Rent stabilization is a set of laws that guarantee a tenant three basic protections: the right to possession, the right to no increase in rent and the right to repairs on the property. Created after WWII when housing prices increased sharply, the laws were intended to induce tenants to rent apartments. Rent stabilization does not exist in all states, and does not apply to condominiums or cooperatives. However, while rent stabilization is attractive because it provides lower rents, it is not without its negative effects, including the following 5:
1. Reduction in Quality of Housing
In a rent stabilized apartment the rents on the units are reduced, meaning that the landlord does not receiving as much income. Because of this, there is often less incentive for the landlord or building owner to invest in repairs or to update the apartment’s amenities. Often, therefore, rent stabilized apartment buildings fall into disrepair, which in turn attracts less desirable tenants and lowers the community’s property values.
2. Reduction in Quantity of Available Housing
Rent stabilized apartments are in high demand, but are very rarely available. The disinclination to vacate rent stabilized apartments means there are fewer options for apartment seekers. Additionally, because there is less income from rent stabilized units, there is less incentive for builders to develop new apartments.
3. Biases against New Tenants
If some tenants have rent stabilized apartments, a landlord may try to close the gap between income and expenditures by charging more on the non-stabilized apartments. New tenants often find that they must pay a much higher amount for rent than other tenants. It may be possible that these higher rents deter new residents.

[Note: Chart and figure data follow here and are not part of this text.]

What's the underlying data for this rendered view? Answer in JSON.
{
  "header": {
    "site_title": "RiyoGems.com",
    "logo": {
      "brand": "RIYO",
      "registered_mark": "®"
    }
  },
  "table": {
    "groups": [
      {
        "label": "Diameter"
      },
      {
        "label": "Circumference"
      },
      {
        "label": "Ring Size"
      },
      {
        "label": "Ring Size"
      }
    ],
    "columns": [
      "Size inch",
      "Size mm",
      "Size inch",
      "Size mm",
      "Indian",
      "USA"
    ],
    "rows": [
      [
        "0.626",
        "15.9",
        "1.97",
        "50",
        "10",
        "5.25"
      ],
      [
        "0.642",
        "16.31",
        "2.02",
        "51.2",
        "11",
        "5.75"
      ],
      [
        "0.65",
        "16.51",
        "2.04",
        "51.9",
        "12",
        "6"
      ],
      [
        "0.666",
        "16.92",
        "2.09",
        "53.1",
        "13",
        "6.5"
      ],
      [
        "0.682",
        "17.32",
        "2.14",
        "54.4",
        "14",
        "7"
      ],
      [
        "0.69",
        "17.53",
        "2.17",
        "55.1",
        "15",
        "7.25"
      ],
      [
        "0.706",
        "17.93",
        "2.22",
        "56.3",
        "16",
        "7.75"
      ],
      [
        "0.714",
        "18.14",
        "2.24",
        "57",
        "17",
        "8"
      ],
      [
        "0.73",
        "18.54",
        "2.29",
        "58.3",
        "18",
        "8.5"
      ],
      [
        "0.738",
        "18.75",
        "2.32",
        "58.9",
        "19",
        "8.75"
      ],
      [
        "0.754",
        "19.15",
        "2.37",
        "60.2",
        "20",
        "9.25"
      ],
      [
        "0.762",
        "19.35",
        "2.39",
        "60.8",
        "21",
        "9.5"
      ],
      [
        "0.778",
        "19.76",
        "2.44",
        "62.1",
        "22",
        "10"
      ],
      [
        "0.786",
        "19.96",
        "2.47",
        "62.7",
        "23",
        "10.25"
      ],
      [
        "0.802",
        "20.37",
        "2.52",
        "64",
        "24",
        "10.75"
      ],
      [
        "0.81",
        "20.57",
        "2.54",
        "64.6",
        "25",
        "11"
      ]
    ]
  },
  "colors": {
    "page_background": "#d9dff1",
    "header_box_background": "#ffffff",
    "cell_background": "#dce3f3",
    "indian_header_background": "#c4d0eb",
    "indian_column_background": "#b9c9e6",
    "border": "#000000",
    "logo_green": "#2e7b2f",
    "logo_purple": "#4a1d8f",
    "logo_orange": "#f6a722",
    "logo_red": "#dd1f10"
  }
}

4. Lack of Diversification
Eliminating rent as the basis for a tenant to choose a residence opens the door to discrimination. As rent stabilization reduces the amount of available housing, certain classes or ethnicities may be unable to reside in the area. The result is that in many neighborhoods that contain rent subsidized apartments, there is a severe lack of social and racial integration.
5. The Ripple Effect
If rents in one area are stabilized, the same may not be true for surrounding neighborhoods. Should the area be a desirable place to live, rents may be increased by the demand for living there. A municipality may also begin to favor chain stores rather than residential buildings or small businesses because they are able to collect more taxes from the bigger, box stores.
While there are certainly drawbacks to rent stabilization, the laws are also beneficial to many tenants with lower incomes or less mobility with their employment. However, seriously analyze the positives and negatives of a rent stabilized apartment prior to signing any lease agreement where such apartments exist.